Best way to compute a rolling median absolution deviation (MAD) in polars (python)


What would be the most efficient way to compute, in polars (python-polars), a rolling median absolute deviation (MAD) over a given period over a given "groupby key" ?

The context/the dataframe

I have the following dataframe:

  • it contains 3 columns
    • 1 datetime column (type Datetime)
    • 1 group column (type UInt32)
    • 1 value column (type UInt32)
  • the dataframe contains ~13 millions rows
    • it contains some values from 1500 distinct groups at the granularity of 5mn over 1 month
    • 5mn data points for a full month is around 8640 points
    • 8640 points for 1500 groups => 8640 * 1500 ~= 13 millions data points
┌─────────────────────┬───────┬───────┐
│ datetime            ┆ group ┆ value │
│ ---                 ┆ ---   ┆ ---   │
│ datetime[μs]        ┆ u32   ┆ u32   │
╞═════════════════════╪═══════╪═══════╡
│ 2023-04-17 14:50:00 ┆ 1     ┆ 8     │
│ 2023-04-17 14:50:00 ┆ 2     ┆ 4     │
│ 2023-04-17 14:50:00 ┆ 3     ┆ 14893 │
│ 2023-04-17 14:50:00 ┆ 4     ┆ 15    │
│ …                   ┆ …     ┆ …     │
│ 2023-05-17 14:45:00 ┆ 1497  ┆ 3     │
│ 2023-05-17 14:45:00 ┆ 1498  ┆ 8193  │
│ 2023-05-17 14:45:00 ┆ 1499  ┆ 42    │
│ 2023-05-17 14:45:00 ┆ 1500  ┆ 15    │
└─────────────────────┴───────┴───────┘

The processing

I now want to compute a rolling median absolute deviation over a week of data (i.e. 2016 observations as we are working at 5mn granularity) over every group.

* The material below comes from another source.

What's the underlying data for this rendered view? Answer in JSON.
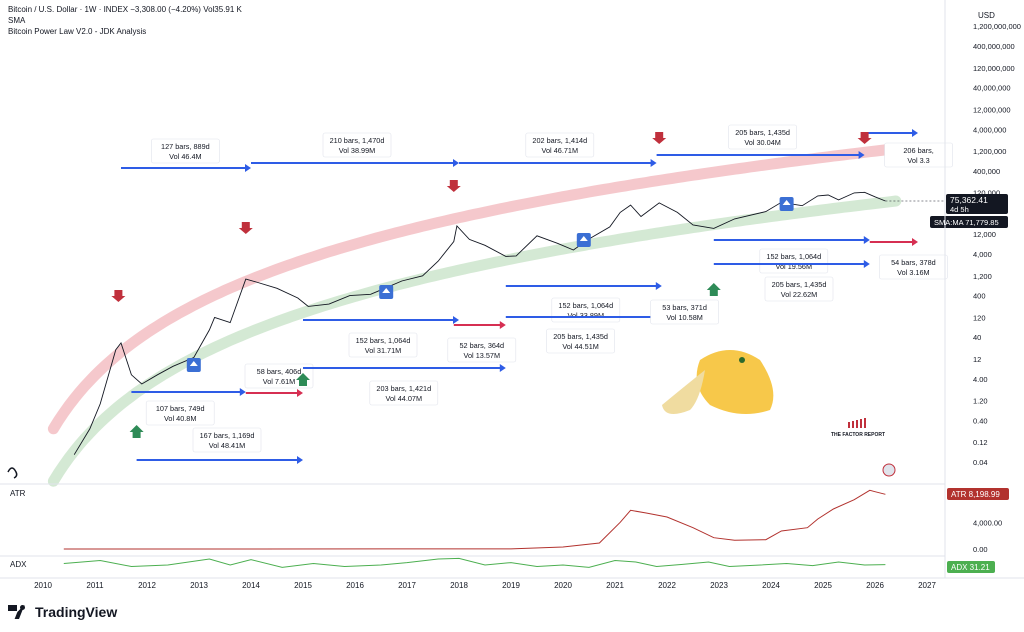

I am currently able to compute very efficiently a rolling standard deviation with such kind of "expression":

(
    df.
    with_columns(
        pl.col("value").rolling_std(2016).over("group").alias("std")
    )
)

It gives me an answer in less than a second!

Unfortunately, the standard deviation is too sensitive to "outliers" and we would need to switch to a median absolute deviation (i.e. take the median of the absolute distance to the median instead of the mean of the distance to the mean).

The current approach

I gave a try with a rolling_map + the computation of the median from the returned series but it is too slow (it is still processing after more than 5 minutes...compared to the 1s of the rolling_std).

(
    df
    .with_columns(
        pl.col("value").rolling_map(lambda s: (s-s.median()).median(), window_size=2016).over("group").alias("mad")
    )
)

Improving the performance

Is there a way to do it more efficiently and to reach the same performance of what we can have with rolling_std ?

(i understand that computing the mad can be slower than computing a standard deviation...but i mean having the same kind of order of magnitude...i.e. to be able to compute in several seconds).

UPDATE

As noticed by @Dean Mac Gregor, the original lambda i've put in The current approach does not give the expected result (it returns always 0).
The proper lambda to have the expected result is rather lambda s: (s-s.median()).abs().median() (the call to abs() was missing).
The performance issue remains.
How to compute it more efficiently ?


Solution

  • I think you can use .cumulative_eval() for this.

    Although: "Warning: This can be really slow as it can have O(n^2) complexity."

    s = pl.element().tail(2016)
    
    df.with_columns(mad = 
       pl.col("value")
         .cumulative_eval((s - s.median()).abs().median(), parallel=True)
         .over("group")
    )
    

    You will get all the values, as if you supplied min_periods=1 to the rolling method.